Really tragic story, this....


> The family of a cyclist killed in a collision with a car has asked a court to show compassion for the driver.
> 
> Howard Owen, 29, ran into Kate Auchterlonie, 28, from Cardiff, as she rode her bicycle on the A469 mountain road near Caerphilly in February.
> 
> ...


http://news.bbc.co.uk/1/hi/wales/8201512.stm


----------



## fogbat (Aug 14, 2009)

She was the year below me in school 

Very sad story all round.


----------



## Gavin Bl (Aug 18, 2009)

that road is so steep and twisting, that its hard not to come away from the story with anything but a sense 'there, but for the Grace of God, go I'.


----------



## butchersapron (Aug 18, 2009)

My best mate was killed by a car as we were cycling down the mendips. The driver was invited to the funeral by my mates parent's and they've kept in touch with her ever since - it seems to have utterly ruined her life though, despite there being no blame attached.


----------



## Mrs Magpie (Aug 18, 2009)

This is so sad. I know that road from holidays with my first boyfriend in a rickety old Robin Reliant and it's certainly twisty and turny.


----------



## 1927 (Aug 18, 2009)

Another thing abouit that road is due to the ups and downs the car often "goes light" even at moderate speed which can make handling a problem.


----------



## Gavin Bl (Aug 18, 2009)

butchersapron said:


> My best mate was killed by a car as we were cycling down the mendips. The driver was invited to the funeral by my mates parent's and they've kept in touch with her ever since - it seems to have utterly ruined her life though, despite there being no blame attached.

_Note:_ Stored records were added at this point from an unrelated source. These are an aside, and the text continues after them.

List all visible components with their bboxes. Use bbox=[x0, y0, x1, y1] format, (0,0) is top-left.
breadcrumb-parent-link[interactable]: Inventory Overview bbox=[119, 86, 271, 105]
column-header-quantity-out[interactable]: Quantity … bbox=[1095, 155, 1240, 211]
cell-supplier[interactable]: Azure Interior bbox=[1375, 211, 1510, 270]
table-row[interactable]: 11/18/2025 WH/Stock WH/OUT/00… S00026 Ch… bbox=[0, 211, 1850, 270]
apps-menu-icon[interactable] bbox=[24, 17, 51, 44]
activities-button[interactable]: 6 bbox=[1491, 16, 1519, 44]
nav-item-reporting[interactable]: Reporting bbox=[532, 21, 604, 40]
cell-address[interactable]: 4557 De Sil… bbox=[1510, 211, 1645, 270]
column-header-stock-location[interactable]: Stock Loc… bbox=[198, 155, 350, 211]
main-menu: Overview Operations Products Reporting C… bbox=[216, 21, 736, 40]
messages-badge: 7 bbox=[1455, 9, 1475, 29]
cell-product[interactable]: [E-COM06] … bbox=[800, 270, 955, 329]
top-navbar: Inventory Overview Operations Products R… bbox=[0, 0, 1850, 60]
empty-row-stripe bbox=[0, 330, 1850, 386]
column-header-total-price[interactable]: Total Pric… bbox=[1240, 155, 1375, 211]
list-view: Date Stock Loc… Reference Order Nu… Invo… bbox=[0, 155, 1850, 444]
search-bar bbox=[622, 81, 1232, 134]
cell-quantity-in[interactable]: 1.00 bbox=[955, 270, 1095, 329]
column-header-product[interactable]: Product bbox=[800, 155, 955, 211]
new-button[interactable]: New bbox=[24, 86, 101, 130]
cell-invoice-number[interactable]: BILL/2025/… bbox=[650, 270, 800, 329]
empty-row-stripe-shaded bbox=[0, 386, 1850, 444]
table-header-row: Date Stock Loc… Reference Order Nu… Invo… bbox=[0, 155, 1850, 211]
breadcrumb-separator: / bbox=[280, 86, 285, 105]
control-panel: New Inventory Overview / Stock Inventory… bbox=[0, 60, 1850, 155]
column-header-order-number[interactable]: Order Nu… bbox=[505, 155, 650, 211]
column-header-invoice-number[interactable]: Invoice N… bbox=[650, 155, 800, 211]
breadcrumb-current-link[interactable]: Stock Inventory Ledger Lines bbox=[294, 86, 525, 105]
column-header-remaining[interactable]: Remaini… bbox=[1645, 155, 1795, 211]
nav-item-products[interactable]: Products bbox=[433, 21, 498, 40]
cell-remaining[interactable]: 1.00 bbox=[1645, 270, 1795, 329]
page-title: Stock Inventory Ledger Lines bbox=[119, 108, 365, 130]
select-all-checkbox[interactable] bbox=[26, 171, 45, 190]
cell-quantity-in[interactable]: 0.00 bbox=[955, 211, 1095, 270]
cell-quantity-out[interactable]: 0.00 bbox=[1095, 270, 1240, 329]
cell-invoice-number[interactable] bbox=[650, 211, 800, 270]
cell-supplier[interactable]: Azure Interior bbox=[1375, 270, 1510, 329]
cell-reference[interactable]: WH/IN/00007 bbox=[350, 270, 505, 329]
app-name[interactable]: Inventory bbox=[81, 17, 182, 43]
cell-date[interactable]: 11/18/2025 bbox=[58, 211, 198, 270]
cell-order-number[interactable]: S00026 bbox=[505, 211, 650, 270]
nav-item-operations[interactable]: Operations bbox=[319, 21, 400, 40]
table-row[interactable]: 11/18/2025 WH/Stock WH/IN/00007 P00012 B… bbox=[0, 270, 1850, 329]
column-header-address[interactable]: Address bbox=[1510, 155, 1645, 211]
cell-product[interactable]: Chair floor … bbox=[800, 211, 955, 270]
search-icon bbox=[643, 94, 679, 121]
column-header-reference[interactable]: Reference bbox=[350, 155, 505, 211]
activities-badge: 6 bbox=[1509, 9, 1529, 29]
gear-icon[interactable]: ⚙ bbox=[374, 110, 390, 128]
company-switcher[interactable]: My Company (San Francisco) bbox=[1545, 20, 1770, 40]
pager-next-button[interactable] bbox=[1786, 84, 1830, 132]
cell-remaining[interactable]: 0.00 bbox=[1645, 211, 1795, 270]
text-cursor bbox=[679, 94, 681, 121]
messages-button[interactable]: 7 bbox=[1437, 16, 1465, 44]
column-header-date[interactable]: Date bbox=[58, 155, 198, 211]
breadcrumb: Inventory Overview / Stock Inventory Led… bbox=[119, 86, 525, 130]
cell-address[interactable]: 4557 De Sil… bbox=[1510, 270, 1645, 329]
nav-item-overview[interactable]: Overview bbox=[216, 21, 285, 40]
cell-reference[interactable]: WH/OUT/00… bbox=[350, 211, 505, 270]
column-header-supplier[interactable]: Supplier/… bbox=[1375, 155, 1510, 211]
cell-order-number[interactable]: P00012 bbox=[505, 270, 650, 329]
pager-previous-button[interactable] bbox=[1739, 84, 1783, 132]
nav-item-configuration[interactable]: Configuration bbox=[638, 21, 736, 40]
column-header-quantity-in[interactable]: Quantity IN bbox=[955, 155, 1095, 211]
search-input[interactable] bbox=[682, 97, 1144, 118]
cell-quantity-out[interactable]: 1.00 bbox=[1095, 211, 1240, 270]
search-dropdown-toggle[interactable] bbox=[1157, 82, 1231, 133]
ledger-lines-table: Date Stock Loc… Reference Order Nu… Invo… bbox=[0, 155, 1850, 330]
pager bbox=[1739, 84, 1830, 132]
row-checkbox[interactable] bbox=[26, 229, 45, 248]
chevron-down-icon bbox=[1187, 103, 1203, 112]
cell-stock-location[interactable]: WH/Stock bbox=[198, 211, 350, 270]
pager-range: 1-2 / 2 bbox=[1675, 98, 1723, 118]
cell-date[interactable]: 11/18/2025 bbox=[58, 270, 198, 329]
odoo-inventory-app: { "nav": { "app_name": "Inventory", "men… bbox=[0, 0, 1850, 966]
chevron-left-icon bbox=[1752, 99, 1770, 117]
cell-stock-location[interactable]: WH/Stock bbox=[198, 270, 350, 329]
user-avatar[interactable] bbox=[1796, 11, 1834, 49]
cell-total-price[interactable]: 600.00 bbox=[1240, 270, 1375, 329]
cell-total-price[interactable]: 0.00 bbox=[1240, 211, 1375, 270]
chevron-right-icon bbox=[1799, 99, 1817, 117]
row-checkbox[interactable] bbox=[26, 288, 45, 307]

thats incredible, I don't think I could bring myself to that level of forgiveness, even if there was no blame apportioned. Really admirable on their part.


----------



## Paulie Tandoori (Aug 18, 2009)

blimey, sad stuff all round there really. altho quite admirable compassion from the family concerned, as someone else said.


----------



## PAD1OH (Aug 18, 2009)

i was in dublin the other week and I saw 2 ghost bikes

http://www.ghostbikes.org/dublin


----------



## LilMissHissyFit (Aug 20, 2009)

really really sad. Its true though, the times Ive been virtually blinded there by the sun, on a really dangerous stretch of road
Im amazed by the families generosity


----------